La volonté de transmettre et protéger précieusement les traditions propres au quartier de Hira
« Le nombre d’habitants dans le quartier de Hira ne cesse de diminuer et il devient de plus en plus difficile de célébrer les festivals comme avant. Il y a cependant deux personnes en charge des rituels dans chaque quartier qui se relaient pour représenter les fidèles à tour de rôle et organiser les festivals tous ensemble.
Nous pouvons nous vanter d’être un quartier soudé qui aime s’affronter en portant des mikoshi. Les enfants ainsi que les personnes âgées se rassemblent et nous passons deux mois à fabriquer des décorations pour les tiges de sasa et des lanternes. Se dire qu’il va y avoir un festival met de la gaieté dans notre quotidien. Préparer un festival demande beaucoup d’efforts, mais se serrer les coudes pour créer un événement pareil, c’est une chose formidable.

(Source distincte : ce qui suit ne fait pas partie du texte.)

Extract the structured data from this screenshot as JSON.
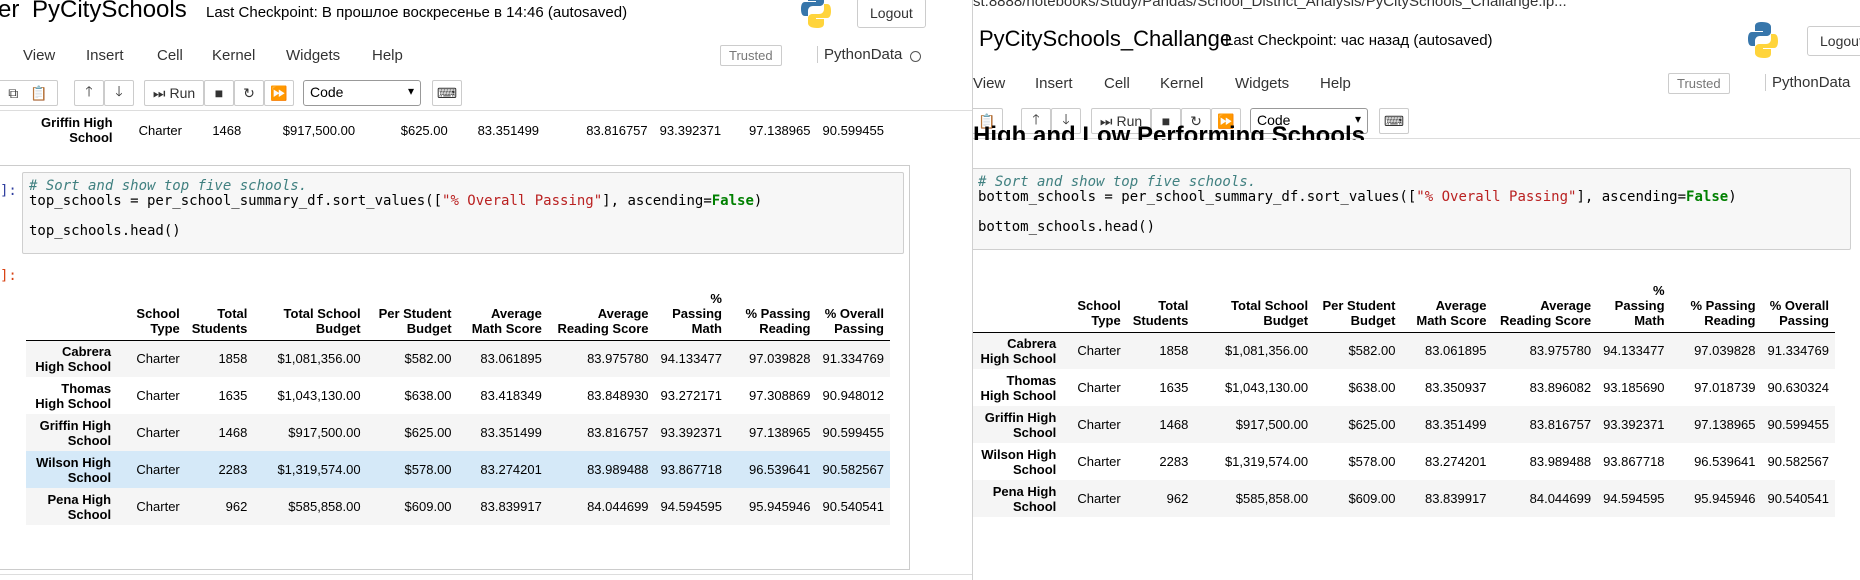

De nos jours, il n’y a plus qu’un mikoshi et un mikoshi d’ornement pour tout le quartier de Hira et non plus deux par zone, comme dans le temps. À la place, nous avons aujourd’hui trois mikoshi pour les enfants, un pour chaque zone du quartier. L’après-midi du premier jour du festival, après la prière au sanctuaire de Yodohime, le mikoshi est transporté à travers tout le quartier, de Hira 1-chōme à Hira 3-chōme. Le deuxième jour, on recommence en sens inverse, de Hira 3-chōme à Hira 1-chōme.
Les habitants de tout Hira s’entraident pour porter le mikoshi, mais il est évident que chacun veut porter le mikoshi dans la zone où il habite le plus longtemps possible. Le festival s’achève au retour au sanctuaire de Yodohime alors tout le monde traîne les pattes pour monter l’escalier de pierre qui y mène. Les curieux ont beau crier « Allez, dépêchez-vous qu’on en finisse ! », les porteurs réticents continuent indéfiniment la célébration. Les temps ont beau changer, et les porteurs se succéder, personne ne veut voir le festival prendre fin. Cela peut paraître étrange, mais c’était vrai jadis, et ça l’est toujours aujourd’hui. Moi aussi, de mon temps, je souhaitais que ces moments de joie ne s’arrêtent jamais.
Si les enfants connaissent le festival dès leur plus jeune âge, ils grandiront en rêvant de porter le mikoshi eux aussi une fois adultes, et cette tradition pourra se perpétuer dans le futur.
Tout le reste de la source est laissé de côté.